11.6.08

BEING COOL ISN'T WORTH IT: A remarkably sane bit of advice from McSweeny's, on trying to be cool as you get older:

If by "cool" you're referring to some sort of constellation of wardrobe, body modification, and iTunes library that approximates what someone eight years younger than you has, you don't stay cool. I mean, you can sort of pantomime it for a while, and since you've just turned 30 it wouldn't be so difficult for you. But this kind of cool shifts quickly, and assuming you're a typical 30-year-old who now has obligations beyond smuggling peyote into your dorm room, it's going to move faster than you. Maybe not much faster, at first, but coolness requires precision—either you're on top of it or you aren't. And at this point you probably have little time to figure out what the official position on the Yeah Yeah Yeahs sucking is. If you do have the time, you probably won't for much longer.
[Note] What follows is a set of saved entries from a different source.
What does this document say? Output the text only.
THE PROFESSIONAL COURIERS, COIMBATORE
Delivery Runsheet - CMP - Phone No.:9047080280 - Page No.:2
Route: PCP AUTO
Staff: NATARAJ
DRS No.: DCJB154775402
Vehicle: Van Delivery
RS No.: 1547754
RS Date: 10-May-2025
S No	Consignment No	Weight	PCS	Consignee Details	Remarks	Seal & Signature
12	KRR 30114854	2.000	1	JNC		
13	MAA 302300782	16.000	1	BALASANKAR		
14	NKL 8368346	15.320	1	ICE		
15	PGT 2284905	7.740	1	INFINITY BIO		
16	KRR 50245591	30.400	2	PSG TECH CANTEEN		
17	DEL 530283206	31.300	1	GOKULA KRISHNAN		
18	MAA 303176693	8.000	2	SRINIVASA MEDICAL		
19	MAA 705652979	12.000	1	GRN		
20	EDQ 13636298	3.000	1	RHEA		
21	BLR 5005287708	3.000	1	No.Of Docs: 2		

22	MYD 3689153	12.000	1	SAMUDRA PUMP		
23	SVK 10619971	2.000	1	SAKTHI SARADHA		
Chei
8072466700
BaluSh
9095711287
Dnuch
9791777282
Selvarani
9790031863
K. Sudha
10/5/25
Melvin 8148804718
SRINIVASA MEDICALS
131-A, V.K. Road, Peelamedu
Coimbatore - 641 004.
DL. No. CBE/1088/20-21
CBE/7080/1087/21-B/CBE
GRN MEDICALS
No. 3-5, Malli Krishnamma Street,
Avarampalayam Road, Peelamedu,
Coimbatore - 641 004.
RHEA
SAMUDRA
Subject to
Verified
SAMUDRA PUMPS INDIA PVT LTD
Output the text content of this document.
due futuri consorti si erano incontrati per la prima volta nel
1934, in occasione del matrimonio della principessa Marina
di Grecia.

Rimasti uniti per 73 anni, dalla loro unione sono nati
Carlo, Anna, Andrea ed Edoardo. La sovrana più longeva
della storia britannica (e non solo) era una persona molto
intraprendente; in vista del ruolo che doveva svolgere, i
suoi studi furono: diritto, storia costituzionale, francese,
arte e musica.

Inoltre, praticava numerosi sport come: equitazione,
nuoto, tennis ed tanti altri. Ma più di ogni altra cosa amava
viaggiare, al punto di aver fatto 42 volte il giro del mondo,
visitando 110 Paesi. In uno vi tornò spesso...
Some people manage to replace cool with the confidence that comes from experience and accomplishment, and, increasingly, the people in your life will start to value those things more as they themselves move on from their 20s. Coolness was a placeholder, something they leaned on as they assembled themselves.


Twice in the last month or so, I've had people ask me what new music I'm listening to. Both times, the honest answer has been "I don't listen to new music, I listen to old music." In high school, I was on the bleeding edge, but somewhere towards the end of college/beginning of grad school, other things became worth the time I used to devote to following new bands. I know what I like, and the kinds of things I like, and that's fine by me--it doesn't exclude the occasional worthy new thing, but the days of chasing novelty for its own sake are behind me. Thankfully.

I think there's a pedagogical equivalent to this, which is the desire for novelty less because a new source can add something to what you're teaching, and more because you're bored of reading the same things over and over again (this is not a criticism, since Lord knows one day I will feel exactly the same thing, but I worry that this valorizes the experience of the teacher, who has read, say, the Republic dozens of times, over that of the student, who may never have encountered it before); this is probably the honest explanation for the funky-looking course syllabi NR-type conservatives mock (if you read and re-read the great works, you'll start looking for perspectives that keep them interesting, and that'll lead you down some bizarre roads).